Condell insisted that the health of his congregation is his top priority, but said he has kept his church open to offer refuge to those seeking it.
“This is supposed to be the country where we’re supposed to have the freedom to worship and to serve God, especially Jesus Christ,” he said. “What amazed me was the Americans are so ready to turn on one another and report us.”
Todd Starnes, the best-selling author and radio hot, has been a vocal critic of government overreach during the outbreak. He told Condell Americans reporting Americans is “right out of the Nazi Germany playbook.”
New Jersey has been one of the hardest-hit states in the country with 88,722 confirmed infections and nearly 4,500 deaths as of Monday.
Gov. Phil Murphy, the Democrat, has faced public pushback over his decision to shut down state and county parks. But Politico reported that Murphy’s approval rating, according to Monmouth University, is at 71 percent.
Murphy said Monday that he hopes to unveil a plan that provides lays out the “blueprint” to reopening the state. Murphy, like other governors, said a lot hinges on testing goals and new infections.
Health officials have criticized pastors for holding services and putting their congregations at risk for infection.

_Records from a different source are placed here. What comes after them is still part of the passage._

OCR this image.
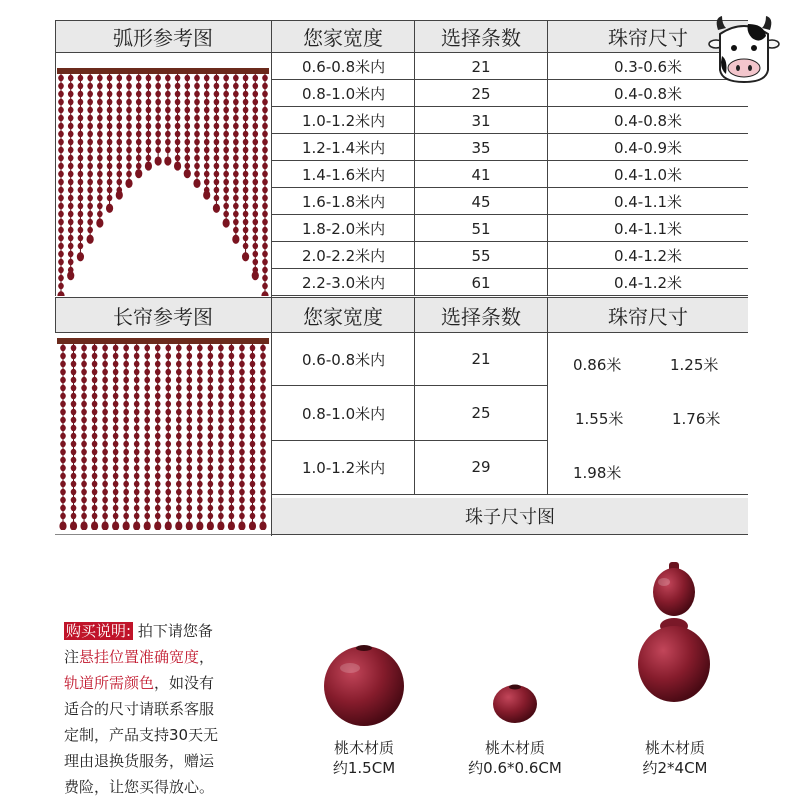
弧形参考图	您家宽度	选择条数	珠帘尺寸
0.6-0.8米内	21	0.3-0.6米
0.8-1.0米内	25	0.4-0.8米
1.0-1.2米内	31	0.4-0.8米
1.2-1.4米内	35	0.4-0.9米
1.4-1.6米内	41	0.4-1.0米
1.6-1.8米内	45	0.4-1.1米
1.8-2.0米内	51	0.4-1.1米
2.0-2.2米内	55	0.4-1.2米
2.2-3.0米内	61	0.4-1.2米
长帘参考图	您家宽度	选择条数	珠帘尺寸
0.6-0.8米内	21
0.8-1.0米内	25
1.0-1.2米内	29
0.86米	1.25米
1.55米	1.76米
1.98米
珠子尺寸图
购买说明: 拍下请您备
注悬挂位置准确宽度，
轨道所需颜色，如没有
适合的尺寸请联系客服
定制，产品支持30天无
理由退换货服务，赠运
费险，让您买得放心。
桃木材质
约1.5CM
桃木材质
约0.6*0.6CM
桃木材质
约2*4CM
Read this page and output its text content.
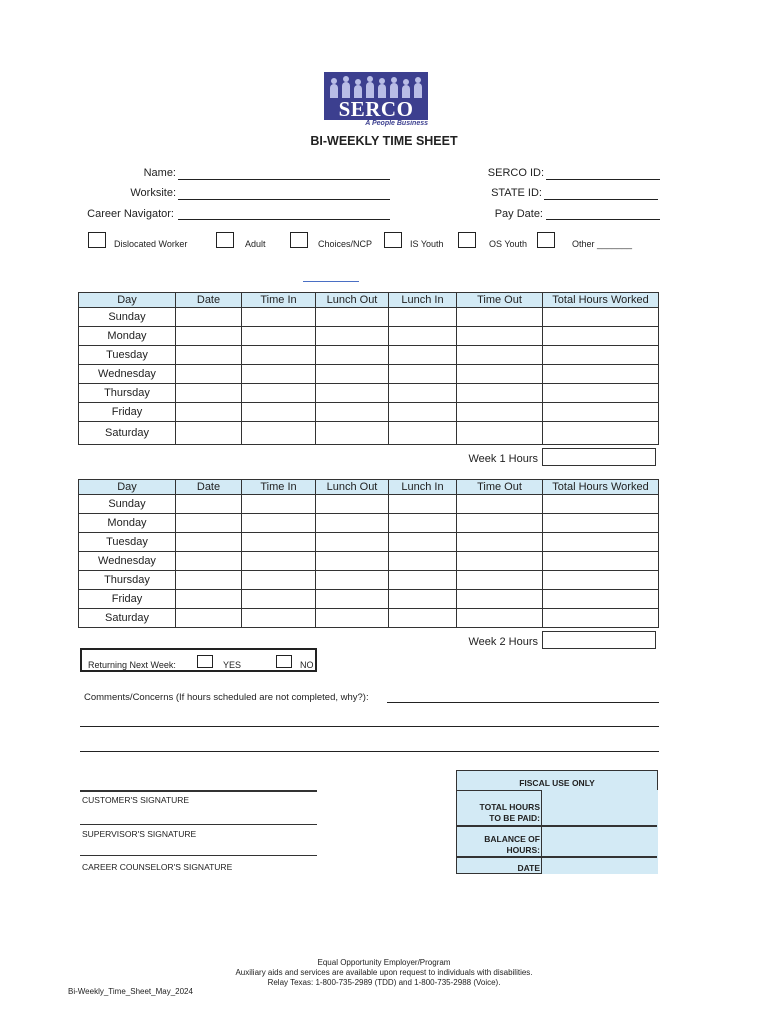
SERCO
A People Business
BI-WEEKLY TIME SHEET
Name:
Worksite:
Career Navigator:
SERCO ID:
STATE ID:
Pay Date:
Dislocated Worker	Adult	Choices/NCP	IS Youth	OS Youth	Other _______
Day	Date	Time In	Lunch Out	Lunch In	Time Out	Total Hours Worked
Sunday						
Monday						
Tuesday						
Wednesday						
Thursday						
Friday						
Saturday						
Week 1 Hours
Day	Date	Time In	Lunch Out	Lunch In	Time Out	Total Hours Worked
Sunday						
Monday						
Tuesday						
Wednesday						
Thursday						
Friday						
Saturday						
Week 2 Hours
Returning Next Week:	YES	NO
Comments/Concerns (If hours scheduled are not completed, why?):
CUSTOMER'S SIGNATURE
SUPERVISOR'S SIGNATURE
CAREER COUNSELOR'S SIGNATURE
FISCAL USE ONLY
TOTAL HOURS
TO BE PAID:
BALANCE OF
HOURS:
DATE
Equal Opportunity Employer/Program
Auxiliary aids and services are available upon request to individuals with disabilities.
Relay Texas: 1-800-735-2989 (TDD) and 1-800-735-2988 (Voice).
Bi-Weekly_Time_Sheet_May_2024
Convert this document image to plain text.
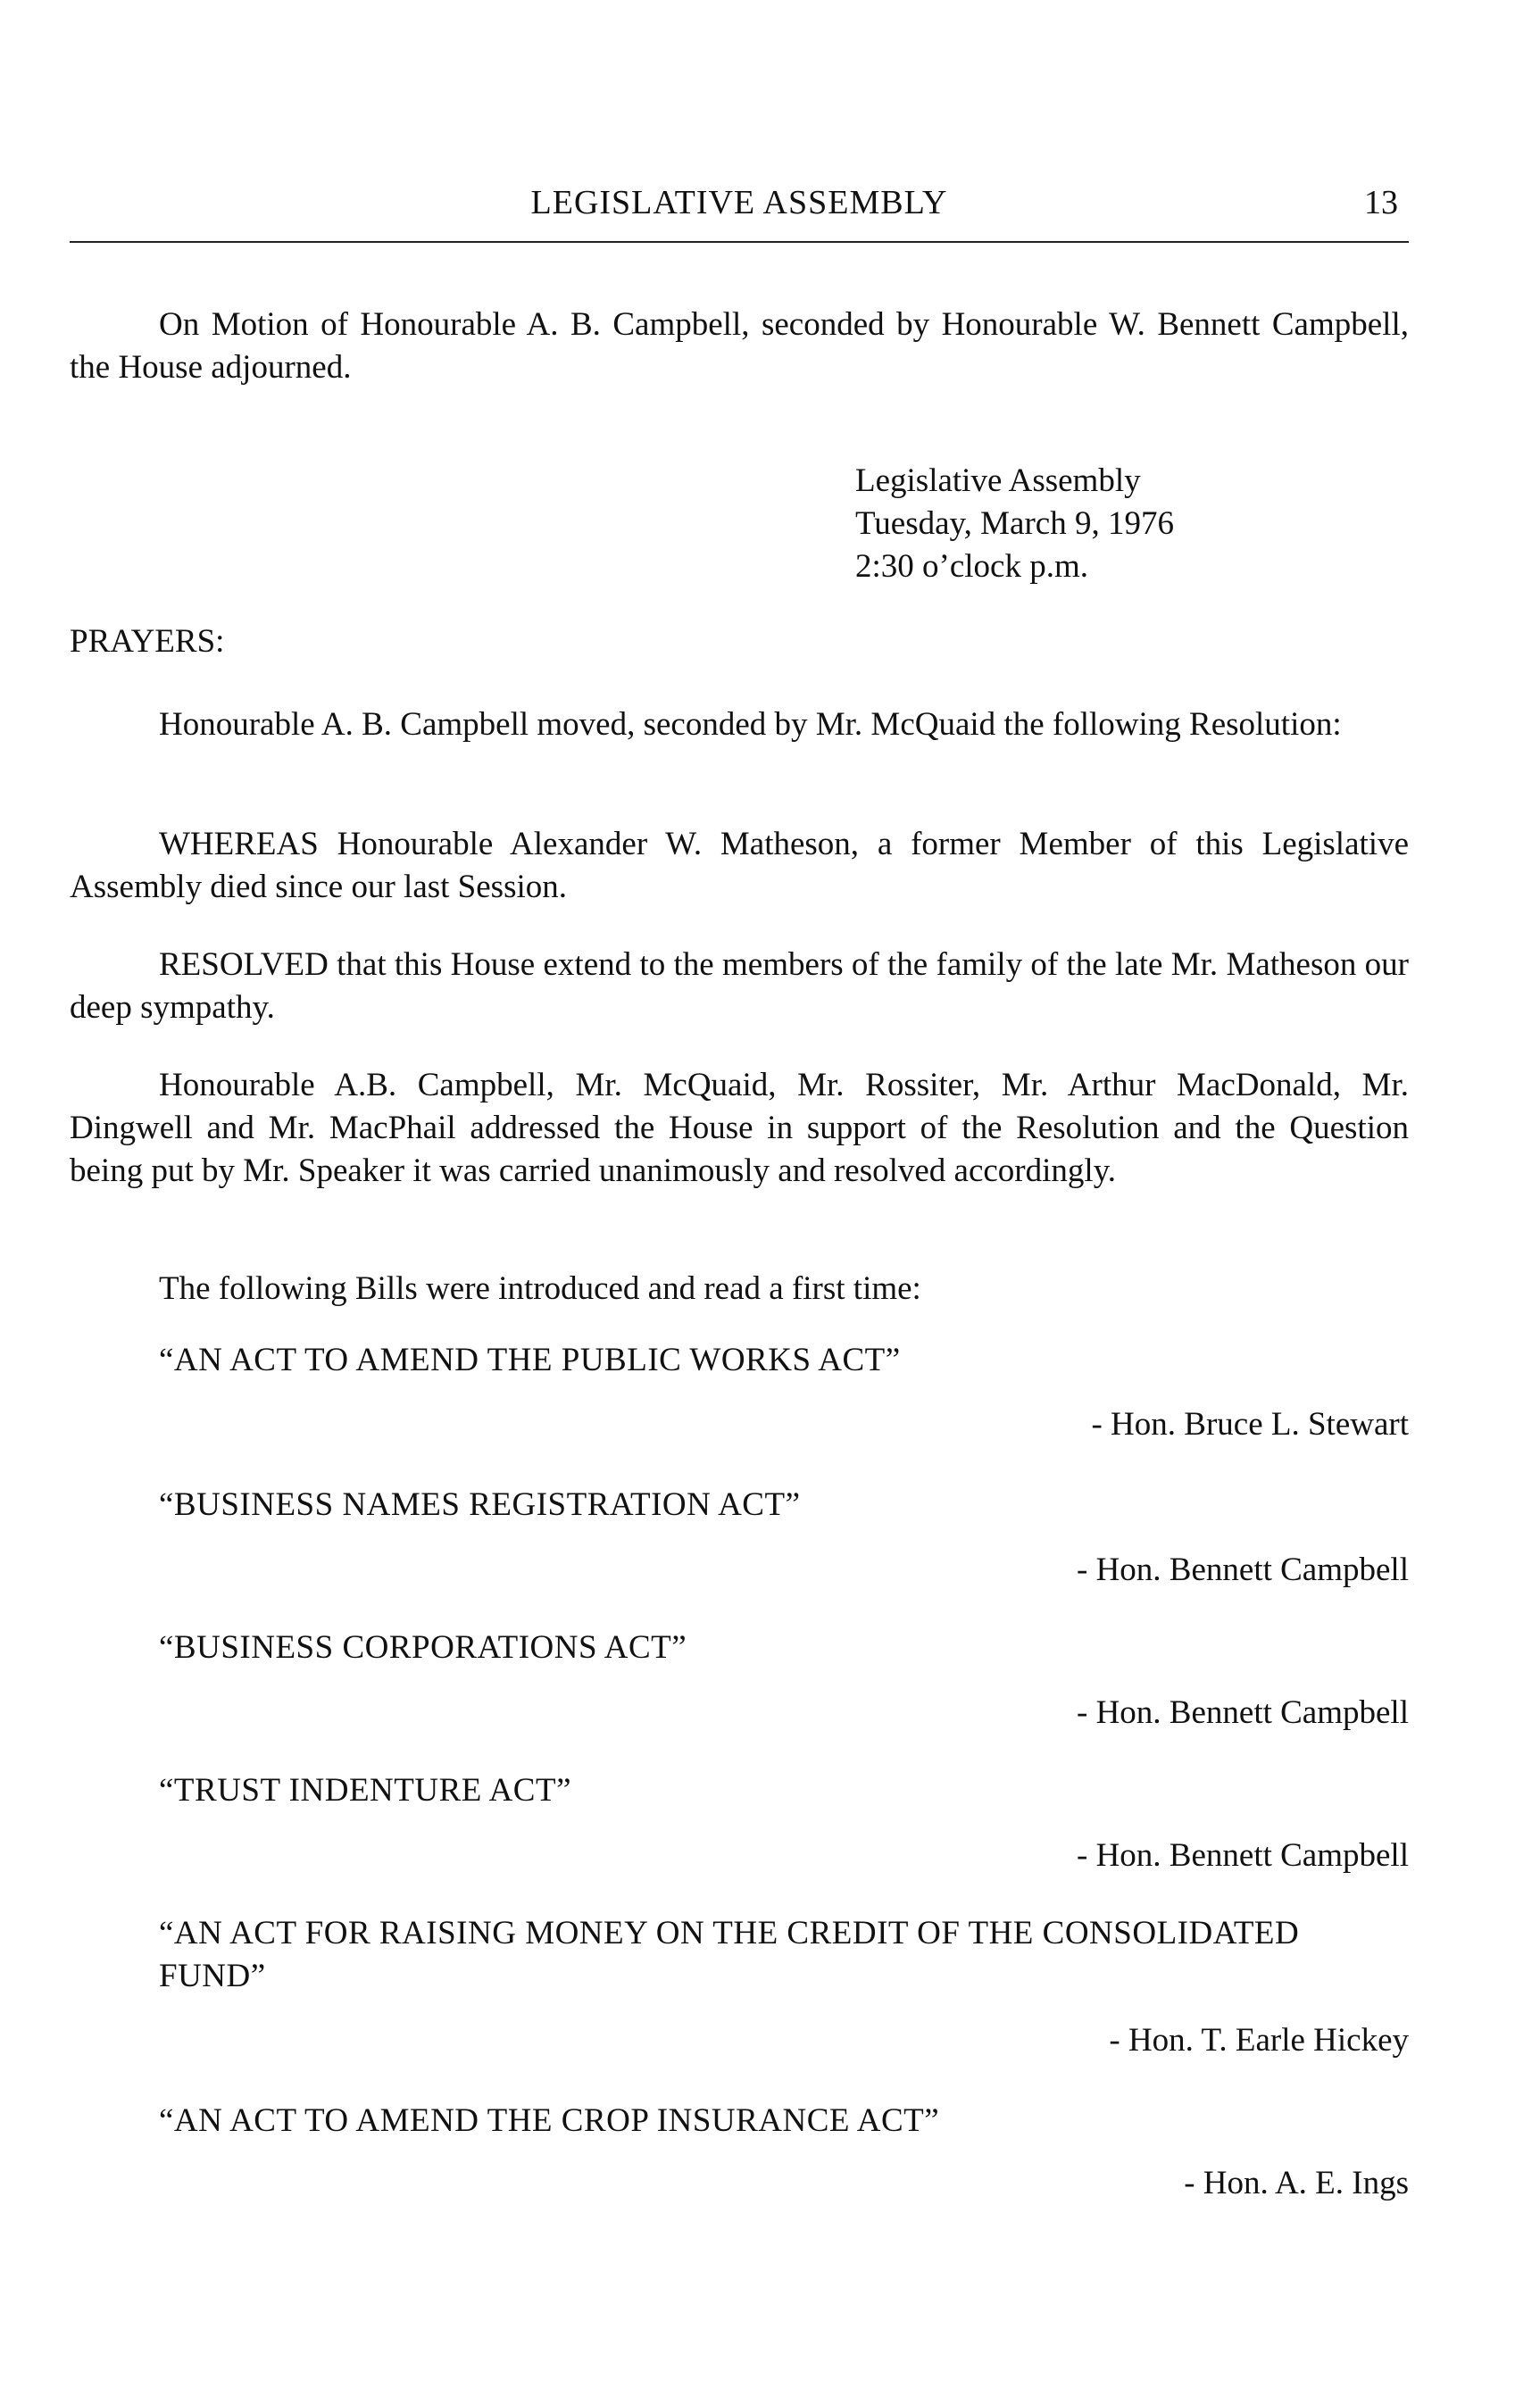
LEGISLATIVE ASSEMBLY	13
On Motion of Honourable A. B. Campbell, seconded by Honourable W. Bennett Campbell, the House adjourned.
Legislative Assembly
Tuesday, March 9, 1976
2:30 o’clock p.m.
PRAYERS:
Honourable A. B. Campbell moved, seconded by Mr. McQuaid the following Resolution:
WHEREAS Honourable Alexander W. Matheson, a former Member of this Legislative Assembly died since our last Session.
RESOLVED that this House extend to the members of the family of the late Mr. Matheson our deep sympathy.
Honourable A.B. Campbell, Mr. McQuaid, Mr. Rossiter, Mr. Arthur MacDonald, Mr. Dingwell and Mr. MacPhail addressed the House in support of the Resolution and the Question being put by Mr. Speaker it was carried unanimously and resolved accordingly.
The following Bills were introduced and read a first time:
“AN ACT TO AMEND THE PUBLIC WORKS ACT”
- Hon. Bruce L. Stewart
“BUSINESS NAMES REGISTRATION ACT”
- Hon. Bennett Campbell
“BUSINESS CORPORATIONS ACT”
- Hon. Bennett Campbell
“TRUST INDENTURE ACT”
- Hon. Bennett Campbell
“AN ACT FOR RAISING MONEY ON THE CREDIT OF THE CONSOLIDATED FUND”
- Hon. T. Earle Hickey
“AN ACT TO AMEND THE CROP INSURANCE ACT”
- Hon. A. E. Ings
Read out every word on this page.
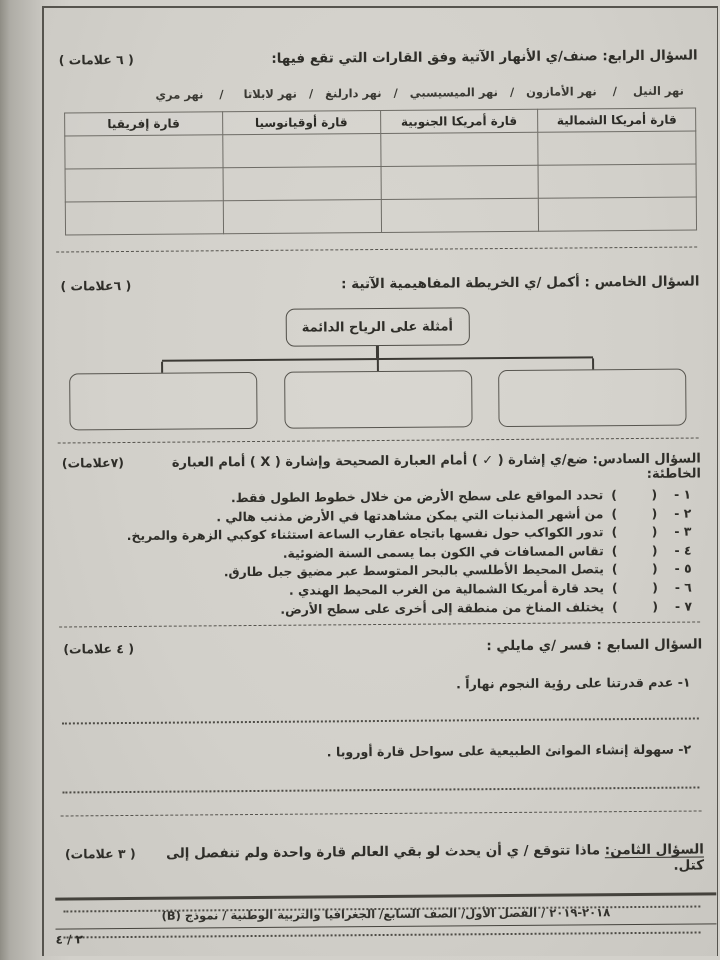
السؤال الرابع: صنف/ي الأنهار الآتية وفق القارات التي تقع فيها:
( ٦ علامات )
نهر النيل    /    نهر الأمازون   /   نهر الميسيسبي   /   نهر دارلنغ   /   نهر لابلاتا     /    نهر مري
قارة أمريكا الشمالية	قارة أمريكا الجنوبية	قارة أوقيانوسيا	قارة إفريقيا

السؤال الخامس : أكمل /ي الخريطة المفاهيمية الآتية :
( ٦علامات )
أمثلة على الرياح الدائمة
السؤال السادس: ضع/ي إشارة ( ✓ ) أمام العبارة الصحيحة وإشارة ( X ) أمام العبارة الخاطئة:
(٧علامات)
١ -
(        )
تحدد المواقع على سطح الأرض من خلال خطوط الطول فقط.
٢ -
(        )
من أشهر المذنبات التي يمكن مشاهدتها في الأرض مذنب هالي .
٣ -
(        )
تدور الكواكب حول نفسها باتجاه عقارب الساعة استثناء كوكبي الزهرة والمريخ.
٤ -
(        )
تقاس المسافات في الكون بما يسمى السنة الضوئية.
٥ -
(        )
يتصل المحيط الأطلسي بالبحر المتوسط عبر مضيق جبل طارق.
٦ -
(        )
يحد قارة أمريكا الشمالية من الغرب المحيط الهندي .
٧ -
(        )
يختلف المناخ من منطقة إلى أخرى على سطح الأرض.
السؤال السابع : فسر /ي مايلي :
( ٤ علامات)
١- عدم قدرتنا على رؤية النجوم نهاراً .
٢- سهولة إنشاء الموانئ الطبيعية على سواحل قارة أوروبا .
السؤال الثامن: ماذا تتوقع / ي أن يحدث لو بقي العالم قارة واحدة ولم تنفصل إلى كتل.
( ٣ علامات)
٢٠١٨-٢٠١٩ / الفصل الأول/ الصف السابع/ الجغرافيا والتربية الوطنية / نموذج (B)
٤ / ٢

Researchers are still learning about coronavirus transmission, but the one consistent recommendation has been social distancing and frequent hand washing.
Condell said that he has no intention of causing trouble or being a pain for police, but he said he answers to a higher power.
“Just because man’s word says this, I’m not going to do what man’s word tells me to do, I’m going to do what God’s word says,” he said.